If Grief Could Wait

If Grief Could Wait doesn't make all that much sense on paper. A Scandinavian singer with more than a toe in pop music circles is joined by a baroque harpist, a viola da gamba, and a nyckelharpa (a Swedish folk instrument much like a fiddle crossed with a hurdy gurdy) for a mixed program of 17th century music by the English composer Henry Purcell, songs by Nick Drake and Leonard Cohen, and a duo of original tunes that might have fit snugly on a Judy Collins album from, say, 1968. 

 

But Susanna Wallumrød's debut album for ECM does come together somehow, packing a strangely powerful punch for such a deliberately muted affair.

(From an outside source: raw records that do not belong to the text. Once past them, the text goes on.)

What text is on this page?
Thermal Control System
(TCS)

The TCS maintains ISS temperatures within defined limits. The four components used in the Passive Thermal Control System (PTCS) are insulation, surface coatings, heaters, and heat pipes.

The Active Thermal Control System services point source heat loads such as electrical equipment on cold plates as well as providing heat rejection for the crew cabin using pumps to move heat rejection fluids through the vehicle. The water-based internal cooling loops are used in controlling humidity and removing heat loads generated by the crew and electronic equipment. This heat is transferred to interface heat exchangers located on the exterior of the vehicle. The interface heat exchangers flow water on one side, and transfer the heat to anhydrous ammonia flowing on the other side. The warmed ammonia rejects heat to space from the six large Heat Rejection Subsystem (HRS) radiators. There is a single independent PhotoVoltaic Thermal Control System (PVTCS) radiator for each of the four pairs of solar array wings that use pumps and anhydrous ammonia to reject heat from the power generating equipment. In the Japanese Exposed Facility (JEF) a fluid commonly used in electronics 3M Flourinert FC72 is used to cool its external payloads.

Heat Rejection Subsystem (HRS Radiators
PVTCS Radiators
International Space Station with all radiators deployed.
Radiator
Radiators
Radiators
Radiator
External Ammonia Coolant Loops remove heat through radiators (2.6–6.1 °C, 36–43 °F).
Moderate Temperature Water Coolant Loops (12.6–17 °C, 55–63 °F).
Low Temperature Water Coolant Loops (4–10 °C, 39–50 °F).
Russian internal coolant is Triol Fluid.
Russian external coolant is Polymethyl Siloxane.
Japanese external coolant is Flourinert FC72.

The glue lies in Wallumrød's lovely voice, itself not terribly distinctive or outwardly emotive, yet nonetheless gripping in its odd, affecting blend of ethereality and straightforward expressiveness.

 

 Wallumrød approaches seven Purcell pieces (drawn from both church and theatrical sources, and including the now familiar "Music For a While," "O Solitude," and "If Grief Has Any Pow'r To Kill") with personal interpretations that bypass classical purity and period authenticity while hewing to an appropriate restraint that incrementally heightens the power of each piece. These haunting laments of spiritual and romantic longing come off as simpatico brethren to the observations and quandaries posed by Cohen's "Who By Fire" and "You Know Who I Am," Drake's "Which Will," and Wallumrød's self-penned, "Hangout" and "The Forrester." And in her three unlikely and gifted instrumental cohorts, and visionary producer (ECM mastermind Manfred Eicher) Wallumrød can consider herself a very lucky woman.